ZEMA has now given its stamp-of-approval to the project, which is expected to see a quick start in construction, with work being billed to begin before the end of this year

Located in the north-western part of Zambia, in the Chambishi area roughly 400 km from Lusaka, the documentation submitted to ZEMA estimates that the South East Ore Body Project holds copper resources of over 76 million tonnes, with a 2.18 percent average grading.

It has also been suggested that the construction of the operation alone will create 1000 new jobs in the region, with the plant requiring at least a further 5000 new employees when it steps into the copper production phase.  As such, the plant has been heralded as a significant economic benefit for the Chambishi region.

This new Project comes at a time when Zambians have been voicing concerns as to the country’s reliance on the copper industry, which for the past sixty years – since nationalisation of the country’s mines – has been a focal point of Zambia’s economy.  Zambia is ranked as the seventh largest copper producer in the world, although over the past decade the country has seen a significant slowing in its copper outputs largely due to a global drop in copper prices.

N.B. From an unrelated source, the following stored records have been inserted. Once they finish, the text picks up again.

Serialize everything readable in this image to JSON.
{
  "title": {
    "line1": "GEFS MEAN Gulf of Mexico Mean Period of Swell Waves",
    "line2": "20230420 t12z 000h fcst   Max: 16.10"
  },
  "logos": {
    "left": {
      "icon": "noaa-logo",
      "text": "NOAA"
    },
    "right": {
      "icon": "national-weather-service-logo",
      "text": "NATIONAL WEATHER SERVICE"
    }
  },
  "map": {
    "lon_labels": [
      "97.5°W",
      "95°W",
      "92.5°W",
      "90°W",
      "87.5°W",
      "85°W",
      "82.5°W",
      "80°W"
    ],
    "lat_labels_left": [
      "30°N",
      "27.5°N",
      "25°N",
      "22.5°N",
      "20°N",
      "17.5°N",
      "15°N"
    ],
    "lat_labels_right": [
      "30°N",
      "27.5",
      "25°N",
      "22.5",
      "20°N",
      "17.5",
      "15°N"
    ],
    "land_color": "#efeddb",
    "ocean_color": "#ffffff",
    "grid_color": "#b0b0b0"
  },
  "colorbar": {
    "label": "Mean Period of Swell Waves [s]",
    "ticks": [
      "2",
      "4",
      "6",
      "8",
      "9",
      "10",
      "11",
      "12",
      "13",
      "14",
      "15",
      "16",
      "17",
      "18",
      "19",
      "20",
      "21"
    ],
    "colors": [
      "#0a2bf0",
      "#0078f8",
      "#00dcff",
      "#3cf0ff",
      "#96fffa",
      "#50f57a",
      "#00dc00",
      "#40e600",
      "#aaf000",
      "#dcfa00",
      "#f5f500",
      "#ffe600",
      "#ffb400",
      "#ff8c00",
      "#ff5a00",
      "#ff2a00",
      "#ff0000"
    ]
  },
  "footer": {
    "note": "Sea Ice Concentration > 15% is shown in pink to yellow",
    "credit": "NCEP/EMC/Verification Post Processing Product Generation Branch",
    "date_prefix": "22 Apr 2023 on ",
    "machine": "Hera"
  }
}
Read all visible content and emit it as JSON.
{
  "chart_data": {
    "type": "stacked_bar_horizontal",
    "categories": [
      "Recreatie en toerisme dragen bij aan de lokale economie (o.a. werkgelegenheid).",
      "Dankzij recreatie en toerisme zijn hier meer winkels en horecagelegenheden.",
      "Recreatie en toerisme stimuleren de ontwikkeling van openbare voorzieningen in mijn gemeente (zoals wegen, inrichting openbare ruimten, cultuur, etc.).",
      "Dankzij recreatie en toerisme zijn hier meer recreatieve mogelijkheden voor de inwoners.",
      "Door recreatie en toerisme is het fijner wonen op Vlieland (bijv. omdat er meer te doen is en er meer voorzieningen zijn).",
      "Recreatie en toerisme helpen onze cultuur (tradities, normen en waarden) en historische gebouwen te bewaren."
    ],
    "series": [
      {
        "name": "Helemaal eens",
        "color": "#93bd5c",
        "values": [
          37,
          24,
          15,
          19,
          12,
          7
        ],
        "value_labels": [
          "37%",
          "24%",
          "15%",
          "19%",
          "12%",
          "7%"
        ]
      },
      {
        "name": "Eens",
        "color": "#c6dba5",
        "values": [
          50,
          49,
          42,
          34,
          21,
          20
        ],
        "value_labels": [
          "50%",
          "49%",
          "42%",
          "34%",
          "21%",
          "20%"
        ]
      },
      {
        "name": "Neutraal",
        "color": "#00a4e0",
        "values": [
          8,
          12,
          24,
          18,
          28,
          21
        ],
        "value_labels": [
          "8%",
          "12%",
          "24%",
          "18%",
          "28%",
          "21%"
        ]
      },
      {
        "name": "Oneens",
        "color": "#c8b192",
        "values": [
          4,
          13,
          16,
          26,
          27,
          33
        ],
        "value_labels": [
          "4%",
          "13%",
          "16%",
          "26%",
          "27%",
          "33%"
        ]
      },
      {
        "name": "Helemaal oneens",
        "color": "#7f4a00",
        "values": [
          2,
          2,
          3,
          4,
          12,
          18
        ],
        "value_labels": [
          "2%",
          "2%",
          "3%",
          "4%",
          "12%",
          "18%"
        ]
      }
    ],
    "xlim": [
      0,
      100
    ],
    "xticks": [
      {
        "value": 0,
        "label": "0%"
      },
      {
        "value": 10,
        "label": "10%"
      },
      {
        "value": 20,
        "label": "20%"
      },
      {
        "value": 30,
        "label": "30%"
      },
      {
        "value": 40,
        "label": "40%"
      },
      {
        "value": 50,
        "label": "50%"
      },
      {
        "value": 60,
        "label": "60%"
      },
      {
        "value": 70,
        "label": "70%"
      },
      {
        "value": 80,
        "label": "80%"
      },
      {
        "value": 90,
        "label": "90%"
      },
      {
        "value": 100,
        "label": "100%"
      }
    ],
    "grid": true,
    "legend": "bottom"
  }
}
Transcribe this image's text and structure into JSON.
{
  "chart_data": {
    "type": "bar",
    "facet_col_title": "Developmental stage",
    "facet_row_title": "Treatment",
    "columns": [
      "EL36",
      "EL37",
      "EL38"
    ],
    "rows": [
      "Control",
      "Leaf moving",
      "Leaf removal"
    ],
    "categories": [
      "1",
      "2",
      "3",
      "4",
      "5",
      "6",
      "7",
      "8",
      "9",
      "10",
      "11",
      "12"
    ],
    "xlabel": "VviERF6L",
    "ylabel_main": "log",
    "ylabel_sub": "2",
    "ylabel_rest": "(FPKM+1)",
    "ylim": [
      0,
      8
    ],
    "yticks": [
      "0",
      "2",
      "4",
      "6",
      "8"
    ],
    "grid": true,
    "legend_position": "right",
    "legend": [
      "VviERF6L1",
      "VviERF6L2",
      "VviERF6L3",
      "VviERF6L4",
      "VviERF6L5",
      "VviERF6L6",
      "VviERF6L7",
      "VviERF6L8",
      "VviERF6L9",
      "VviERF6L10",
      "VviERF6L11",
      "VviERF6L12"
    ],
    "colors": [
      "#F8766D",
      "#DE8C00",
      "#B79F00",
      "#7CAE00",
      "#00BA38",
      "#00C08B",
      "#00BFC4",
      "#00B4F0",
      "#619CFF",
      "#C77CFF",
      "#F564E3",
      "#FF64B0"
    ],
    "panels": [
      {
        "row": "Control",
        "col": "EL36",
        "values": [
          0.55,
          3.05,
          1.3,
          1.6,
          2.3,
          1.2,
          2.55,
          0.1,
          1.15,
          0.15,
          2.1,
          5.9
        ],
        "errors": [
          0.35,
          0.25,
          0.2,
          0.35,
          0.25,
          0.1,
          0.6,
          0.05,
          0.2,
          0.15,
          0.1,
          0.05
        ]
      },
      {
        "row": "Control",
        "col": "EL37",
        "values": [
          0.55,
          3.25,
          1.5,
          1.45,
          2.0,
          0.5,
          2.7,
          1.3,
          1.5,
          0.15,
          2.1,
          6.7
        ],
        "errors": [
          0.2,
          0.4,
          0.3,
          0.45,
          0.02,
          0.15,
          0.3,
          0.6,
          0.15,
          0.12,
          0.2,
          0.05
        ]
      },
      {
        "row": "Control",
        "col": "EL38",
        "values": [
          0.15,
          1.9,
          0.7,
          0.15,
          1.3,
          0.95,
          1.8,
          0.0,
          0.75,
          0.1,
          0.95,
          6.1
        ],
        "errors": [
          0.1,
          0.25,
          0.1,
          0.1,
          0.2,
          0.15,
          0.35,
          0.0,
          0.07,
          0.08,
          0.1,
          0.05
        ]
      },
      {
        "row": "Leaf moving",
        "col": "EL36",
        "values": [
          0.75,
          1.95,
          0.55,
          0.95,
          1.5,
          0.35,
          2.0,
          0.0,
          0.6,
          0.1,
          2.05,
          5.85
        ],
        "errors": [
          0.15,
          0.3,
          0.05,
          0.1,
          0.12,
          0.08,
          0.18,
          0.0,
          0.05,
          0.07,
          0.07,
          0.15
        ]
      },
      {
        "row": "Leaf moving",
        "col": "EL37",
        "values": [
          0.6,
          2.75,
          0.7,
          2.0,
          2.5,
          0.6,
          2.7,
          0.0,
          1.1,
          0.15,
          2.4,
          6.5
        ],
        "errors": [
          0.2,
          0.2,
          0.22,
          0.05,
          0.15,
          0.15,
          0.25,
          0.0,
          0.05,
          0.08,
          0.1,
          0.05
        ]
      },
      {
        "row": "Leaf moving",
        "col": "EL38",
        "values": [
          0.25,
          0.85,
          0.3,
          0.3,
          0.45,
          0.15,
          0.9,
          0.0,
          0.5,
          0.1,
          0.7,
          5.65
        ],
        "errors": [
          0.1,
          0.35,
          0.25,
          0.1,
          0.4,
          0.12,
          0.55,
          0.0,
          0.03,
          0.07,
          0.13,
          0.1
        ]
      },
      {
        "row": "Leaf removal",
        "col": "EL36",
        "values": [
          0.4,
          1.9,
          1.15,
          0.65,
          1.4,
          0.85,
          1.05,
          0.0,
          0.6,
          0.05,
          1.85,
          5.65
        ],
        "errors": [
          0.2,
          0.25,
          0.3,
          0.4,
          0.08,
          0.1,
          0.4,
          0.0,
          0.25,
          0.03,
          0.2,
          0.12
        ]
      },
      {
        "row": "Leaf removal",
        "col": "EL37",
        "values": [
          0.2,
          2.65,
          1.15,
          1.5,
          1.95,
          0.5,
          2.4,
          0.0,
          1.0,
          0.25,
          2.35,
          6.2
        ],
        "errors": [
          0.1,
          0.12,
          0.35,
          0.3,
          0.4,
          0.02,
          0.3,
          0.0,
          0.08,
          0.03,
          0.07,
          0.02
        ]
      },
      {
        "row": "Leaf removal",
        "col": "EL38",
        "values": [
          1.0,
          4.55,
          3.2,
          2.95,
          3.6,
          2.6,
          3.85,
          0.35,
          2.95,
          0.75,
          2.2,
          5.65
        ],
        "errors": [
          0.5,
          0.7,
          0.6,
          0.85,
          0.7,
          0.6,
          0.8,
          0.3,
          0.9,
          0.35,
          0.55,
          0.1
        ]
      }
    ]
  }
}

The copper production industry has seen a turn-around over the past three years, slowly picking up pace; but there have nonetheless been calls to avoid the kind of reliance that slowed the country’s economy in the 1990s, with Tourism and Arts Minister Sylvia Masebo recently calling for an economic refocus to concentrate on enhancing the Zambian tourism sector as opposed to returning to a fixation on copper mining.